Undergraduate bursaries help young design engineers fund the prototyping and development of their final year projects. Postgraduate scholarships support tuition fees and maintenance – so that the recipients can focus on their engineering research.
These bursaries help young people realise their engineering potential. But they also give students a window into the world of Dyson, through which they can gain an understanding of not just what it takes to conceive a new idea, but how to develop it into a commercially viable product.
Some of the graduates we help like what they see so much, they decide to join Dyson...
Hannah Jenkins, design engineer
"I used the JDF bursary to help develop my end of year project – a handheld, portable medical camera for taking images of the retina. It helps diagnose diseases like diabetes in a more affordable way so people can have check–ups more often. I collaborated with the university physics department on the project, and they're still continuing the research."
"I applied to Dyson because I wanted a job where I could experience the full design process, from concept through to final manufacture.
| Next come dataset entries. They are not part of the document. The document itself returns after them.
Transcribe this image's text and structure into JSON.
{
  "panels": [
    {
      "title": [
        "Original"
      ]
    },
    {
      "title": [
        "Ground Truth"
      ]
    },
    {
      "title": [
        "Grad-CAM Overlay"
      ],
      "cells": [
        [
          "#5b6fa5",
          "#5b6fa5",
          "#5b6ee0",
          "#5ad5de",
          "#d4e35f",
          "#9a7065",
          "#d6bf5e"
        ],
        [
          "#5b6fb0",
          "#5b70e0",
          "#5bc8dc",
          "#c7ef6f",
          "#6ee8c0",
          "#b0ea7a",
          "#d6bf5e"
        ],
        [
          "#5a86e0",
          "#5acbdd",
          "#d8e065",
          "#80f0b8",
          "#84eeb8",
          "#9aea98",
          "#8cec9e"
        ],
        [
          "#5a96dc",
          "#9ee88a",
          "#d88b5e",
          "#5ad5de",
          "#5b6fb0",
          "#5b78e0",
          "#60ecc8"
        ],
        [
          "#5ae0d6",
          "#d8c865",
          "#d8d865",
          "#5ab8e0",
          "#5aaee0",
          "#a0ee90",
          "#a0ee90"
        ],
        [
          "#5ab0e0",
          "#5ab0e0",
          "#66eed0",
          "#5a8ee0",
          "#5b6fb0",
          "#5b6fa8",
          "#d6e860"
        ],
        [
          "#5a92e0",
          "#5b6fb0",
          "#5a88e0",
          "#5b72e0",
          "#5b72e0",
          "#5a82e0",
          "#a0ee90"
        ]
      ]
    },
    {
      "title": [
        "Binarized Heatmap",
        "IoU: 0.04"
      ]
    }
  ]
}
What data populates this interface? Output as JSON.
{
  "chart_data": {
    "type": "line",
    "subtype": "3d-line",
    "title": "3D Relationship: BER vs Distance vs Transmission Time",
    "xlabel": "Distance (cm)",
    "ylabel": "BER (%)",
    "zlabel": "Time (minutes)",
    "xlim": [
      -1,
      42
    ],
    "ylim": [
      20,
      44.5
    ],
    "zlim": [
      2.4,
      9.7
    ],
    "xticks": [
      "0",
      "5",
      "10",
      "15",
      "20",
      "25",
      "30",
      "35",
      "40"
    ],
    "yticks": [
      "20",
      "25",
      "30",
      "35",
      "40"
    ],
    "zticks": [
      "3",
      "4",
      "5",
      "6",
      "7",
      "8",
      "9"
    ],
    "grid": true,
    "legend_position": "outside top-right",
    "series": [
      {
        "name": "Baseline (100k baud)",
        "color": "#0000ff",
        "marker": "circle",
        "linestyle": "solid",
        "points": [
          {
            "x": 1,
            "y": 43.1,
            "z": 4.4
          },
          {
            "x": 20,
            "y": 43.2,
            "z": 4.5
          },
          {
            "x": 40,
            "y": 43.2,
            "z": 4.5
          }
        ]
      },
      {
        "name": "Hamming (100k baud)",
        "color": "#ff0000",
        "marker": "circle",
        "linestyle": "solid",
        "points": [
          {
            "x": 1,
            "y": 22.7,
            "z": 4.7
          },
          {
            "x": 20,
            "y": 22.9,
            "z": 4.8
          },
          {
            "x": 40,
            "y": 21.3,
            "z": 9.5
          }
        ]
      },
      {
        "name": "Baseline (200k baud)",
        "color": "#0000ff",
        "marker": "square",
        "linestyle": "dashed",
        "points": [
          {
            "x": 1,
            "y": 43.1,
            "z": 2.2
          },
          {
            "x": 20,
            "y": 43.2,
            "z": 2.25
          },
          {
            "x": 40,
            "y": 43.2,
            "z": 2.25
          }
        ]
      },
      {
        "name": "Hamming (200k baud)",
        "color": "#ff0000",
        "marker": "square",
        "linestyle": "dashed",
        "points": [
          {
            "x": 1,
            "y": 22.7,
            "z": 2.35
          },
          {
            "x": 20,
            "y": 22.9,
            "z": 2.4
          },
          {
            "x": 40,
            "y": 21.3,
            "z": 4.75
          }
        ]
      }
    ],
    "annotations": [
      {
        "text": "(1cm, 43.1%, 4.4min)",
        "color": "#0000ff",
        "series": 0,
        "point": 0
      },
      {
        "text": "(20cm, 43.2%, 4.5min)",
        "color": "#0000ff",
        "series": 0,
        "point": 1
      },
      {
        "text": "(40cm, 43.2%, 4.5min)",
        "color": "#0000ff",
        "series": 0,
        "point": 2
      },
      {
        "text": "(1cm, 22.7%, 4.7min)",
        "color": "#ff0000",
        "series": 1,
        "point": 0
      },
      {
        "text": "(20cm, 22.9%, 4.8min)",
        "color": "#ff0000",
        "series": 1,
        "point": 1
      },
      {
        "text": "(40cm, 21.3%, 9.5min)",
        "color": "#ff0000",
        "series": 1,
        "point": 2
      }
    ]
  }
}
And of course, I wanted space to use my own creativity. Dyson was the only place that ticked all of those boxes – and it's living up to expectations."
Tom Duvall, design engineer
"I always wanted to work for Dyson. Other companies impose limitations on their design engineers, but Dyson has a great reputation for giving them freedom to pursue their own ideas, and that's exactly what I wanted."
"I actually tailored my entire final year project at Loughborough Design School to increase my chances of getting a job at Dyson. I even gave my idea a Dyson–style name: 'SC01'. It's a handheld cleaner with an oscillating sponge, so it can break up dirt and wipe surfaces clean at the same time. SC01 also has a UV docking station to kill 99.99% of bacteria, replacing unhygienic cloths which are breeding grounds for germs."